The back end leverages FastAPI for routing and request handling, ensuring fast response times and easy scalability. The following components/library are key to the system:

• LangChain integration: Handles interactions with GenAI, enabling natural language responses based on the loaded documents.
• Document loaders: Allow ingestion of data from various sources, including:
  – Google Cloud Storage (GCS) File Loader: Reads documents from GCS with support for various file types (e.g., PDF, Word, text)
  – PyMuPDFLoader: For data extraction of PDF documents
  – UnstructuredFileLoader: Loads and extracts file data of many types; currently supports loading text files, PowerPoint, HTML, PDFs, images, etc.
  – YouTube Loader: Converts YouTube videos into transcriptions, making them searchable and retrievable through LangChain
  – WikipediaLoader: Loads wiki pages from wikipedia.org into document format
  – S3 Directory Loader: Loads the document object from an S3 Directory object
  – WebBaseLoader: Loads text from HTML web pages into document format
• Embedding: Vector embeddings measure the relatedness of text content. Providing them can help with tasks like text analysis and similarity comparisons. For example, words like “cat” and “kitty” have similar meanings, and vector embeddings can capture this semantic similarity. We support three types of embeddings in the application:
  – SentenceTransformerEmbedding: Uses Hugging Face embedding model with LangChain. Model “all-MiniLM-L6-v2” maps text to 384-dimensional dense vector space.
  – OpenAI Embeddings: Model “text-embedding-ada-002” maps text to 1536-dimensional dense vector space.
  – Vertex AI Embedding: Model “textembedding-gecko@003” maps text to 768–dimensional dense vector space.
• Neo4jGraph: This LangChain utility handles connections to the Neo4j database to retrieve and store graph data, provide graph schema, and interact with different index types.
• Neo4jVector: Allows for the creation of a retriever that uses a vector index stored in Neo4j. This retriever can be configured to search for documents based on similarity scores, with options to filter by specific document names and set score thresholds. The vector search is then augmented with a GraphRAG retrieval query to fetch additional contextual information from the knowledge graph, starting with the documents in the vector index.

API Design Principles

• Modularity: The LangChain framework allows the APIs to adapt to various LLM models, data loaders, and retrieval mechanisms for the chatbot with minimal configuration.
• Scalability: FastAPI provides asynchronous support for scaling to handle multiple document uploads and queries simultaneously.
• Data validation: Leverage Pydantic models to validate request and response data.
• HTTP status code: Return appropriate HTTP status codes to indicate success, errors or redirects.
• Statelessness: The back end is not meant to keep or handle user state; that’s all managed by the front end. Connection details and user context are passed with every request, enabling seamless scaling. In GCP Cloud Run, this is enforced by design — instances are ephemeral and can scale automatically, so any persistent state must be stored externally (e.g., Cloud Storage, Firestore).
• Open API and documentation: FastAPI automatically generates Swagger and Redoc documentation at:
  – /docs (Swagger UI)
  – /redoc (Redoc UI)

API Example Walkthrough

Connect API to the Neo4j database:

curl -X 'POST' \
  'https://dev-backend-967196130891.us-central1.run.app/connect' \
  -H 'accept: application/json' \
  -H 'Content-Type: application/x-www-form-urlencoded' \
  -d 'uri=neo4j%2Ds%3A%2F%2Fdemo.neo4jlabs.com&userName=test&password=token&database=test1&email=abc%40gmail.com'

Response:

{
  "status": "Success",
  "data": {
    "db_vector_dimension": 384,
    "application_dimension": 384,
    "message": "Connection Successful",
    "gds_status": true,
    "write_access": true,
    "elapsed_api_time": "1.41",
    "gcs_file_cache": "True"
  }
}

API Endpoints in Detail

Provide structured access to each functionality, with endpoints for uploading documents, extracting content, saving to the database, querying chatbot content, and retrieving processed data.
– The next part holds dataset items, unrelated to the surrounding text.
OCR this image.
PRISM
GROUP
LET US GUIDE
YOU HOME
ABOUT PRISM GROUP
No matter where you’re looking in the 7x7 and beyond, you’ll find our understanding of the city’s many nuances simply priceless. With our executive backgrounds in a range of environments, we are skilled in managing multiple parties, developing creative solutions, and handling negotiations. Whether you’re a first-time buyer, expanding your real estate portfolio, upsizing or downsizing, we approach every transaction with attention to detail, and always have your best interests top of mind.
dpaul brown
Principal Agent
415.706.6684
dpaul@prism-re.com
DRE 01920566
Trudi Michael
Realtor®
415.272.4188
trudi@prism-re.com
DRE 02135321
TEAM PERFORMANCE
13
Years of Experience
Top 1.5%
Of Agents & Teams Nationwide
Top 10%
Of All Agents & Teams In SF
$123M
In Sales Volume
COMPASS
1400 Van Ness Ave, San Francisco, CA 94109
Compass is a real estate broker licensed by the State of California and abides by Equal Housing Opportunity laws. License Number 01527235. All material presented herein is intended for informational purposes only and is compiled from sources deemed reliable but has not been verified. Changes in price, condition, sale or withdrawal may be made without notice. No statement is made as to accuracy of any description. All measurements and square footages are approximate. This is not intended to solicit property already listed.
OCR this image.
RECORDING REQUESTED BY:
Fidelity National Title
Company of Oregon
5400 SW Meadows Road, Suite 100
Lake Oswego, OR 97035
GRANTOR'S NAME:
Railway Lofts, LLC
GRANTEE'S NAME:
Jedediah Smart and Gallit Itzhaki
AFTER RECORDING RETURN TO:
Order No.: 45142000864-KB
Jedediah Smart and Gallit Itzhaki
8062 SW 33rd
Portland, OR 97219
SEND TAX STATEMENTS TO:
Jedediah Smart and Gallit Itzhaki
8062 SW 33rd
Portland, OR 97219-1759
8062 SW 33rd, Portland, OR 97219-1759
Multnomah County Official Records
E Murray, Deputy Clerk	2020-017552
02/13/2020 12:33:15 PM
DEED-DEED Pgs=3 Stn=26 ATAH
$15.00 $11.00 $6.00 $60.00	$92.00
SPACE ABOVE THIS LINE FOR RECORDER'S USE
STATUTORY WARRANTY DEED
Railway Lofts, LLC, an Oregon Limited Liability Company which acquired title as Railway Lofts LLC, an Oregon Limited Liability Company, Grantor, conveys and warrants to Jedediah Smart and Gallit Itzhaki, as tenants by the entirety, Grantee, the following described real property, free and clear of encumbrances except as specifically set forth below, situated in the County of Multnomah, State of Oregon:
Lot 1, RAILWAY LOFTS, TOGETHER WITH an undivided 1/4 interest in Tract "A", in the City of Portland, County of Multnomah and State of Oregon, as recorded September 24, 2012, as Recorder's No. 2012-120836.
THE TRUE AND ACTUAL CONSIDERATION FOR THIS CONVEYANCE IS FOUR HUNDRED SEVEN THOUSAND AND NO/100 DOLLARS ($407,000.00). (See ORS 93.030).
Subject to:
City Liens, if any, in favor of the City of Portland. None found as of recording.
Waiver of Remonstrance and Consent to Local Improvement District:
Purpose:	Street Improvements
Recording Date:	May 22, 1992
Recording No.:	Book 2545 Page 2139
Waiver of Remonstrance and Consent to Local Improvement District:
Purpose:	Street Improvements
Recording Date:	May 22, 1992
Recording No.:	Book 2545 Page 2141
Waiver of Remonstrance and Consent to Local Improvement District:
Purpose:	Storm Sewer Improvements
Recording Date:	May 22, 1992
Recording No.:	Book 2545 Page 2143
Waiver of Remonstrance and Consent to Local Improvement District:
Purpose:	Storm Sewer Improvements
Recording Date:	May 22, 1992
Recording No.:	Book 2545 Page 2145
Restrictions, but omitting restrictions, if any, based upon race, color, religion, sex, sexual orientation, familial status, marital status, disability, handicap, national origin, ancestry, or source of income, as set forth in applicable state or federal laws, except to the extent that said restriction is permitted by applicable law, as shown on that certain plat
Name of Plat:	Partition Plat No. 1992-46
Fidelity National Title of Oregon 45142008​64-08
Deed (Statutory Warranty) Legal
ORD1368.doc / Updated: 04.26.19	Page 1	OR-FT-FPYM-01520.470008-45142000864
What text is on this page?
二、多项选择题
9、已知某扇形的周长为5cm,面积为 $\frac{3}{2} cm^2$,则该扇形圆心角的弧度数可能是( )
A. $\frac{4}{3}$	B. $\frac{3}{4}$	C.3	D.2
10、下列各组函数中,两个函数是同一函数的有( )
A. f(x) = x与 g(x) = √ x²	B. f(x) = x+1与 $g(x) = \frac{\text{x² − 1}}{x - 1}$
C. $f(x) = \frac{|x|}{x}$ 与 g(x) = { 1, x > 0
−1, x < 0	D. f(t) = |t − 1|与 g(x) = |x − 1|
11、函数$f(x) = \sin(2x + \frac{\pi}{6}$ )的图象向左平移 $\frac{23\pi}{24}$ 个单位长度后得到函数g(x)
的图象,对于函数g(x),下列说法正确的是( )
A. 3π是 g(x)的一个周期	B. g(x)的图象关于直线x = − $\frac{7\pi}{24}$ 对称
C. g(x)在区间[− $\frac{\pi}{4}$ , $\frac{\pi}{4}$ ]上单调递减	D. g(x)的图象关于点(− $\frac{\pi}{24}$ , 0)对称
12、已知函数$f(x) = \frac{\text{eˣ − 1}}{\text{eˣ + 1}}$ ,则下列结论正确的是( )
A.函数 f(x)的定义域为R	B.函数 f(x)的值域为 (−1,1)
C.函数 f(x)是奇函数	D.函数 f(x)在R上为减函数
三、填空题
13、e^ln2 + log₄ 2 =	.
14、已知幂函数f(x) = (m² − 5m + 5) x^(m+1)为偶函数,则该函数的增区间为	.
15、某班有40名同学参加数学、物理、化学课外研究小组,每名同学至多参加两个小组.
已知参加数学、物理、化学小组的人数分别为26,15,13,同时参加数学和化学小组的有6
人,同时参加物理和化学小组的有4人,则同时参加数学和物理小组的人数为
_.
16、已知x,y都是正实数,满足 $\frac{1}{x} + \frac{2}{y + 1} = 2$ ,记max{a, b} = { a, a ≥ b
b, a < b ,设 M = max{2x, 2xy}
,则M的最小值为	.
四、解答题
We categorize all APIs into five categories:

1. Infrastructure
2. Document processing
3. Visualization
4. Graph enhancements
5. Chat experience

Here’s a detailed specification for each of the key API endpoints:

Infrastructure

/connect (Infrastructure)

Authenticates and connects the front end to the back end using Neo4j database credentials. Based on the response from this API, the front-end UI displays the connection status and the database type icon, such as Graph Data Science or AuraDB. Additionally, it checks and returns the response regarding the existing vector dimensions in the database and the application-supported vector dimensions. If the vector dimensions in the existing database differ, an alert is displayed in the connection modal pop-up.

/backend_connection_configuration (Infrastructure)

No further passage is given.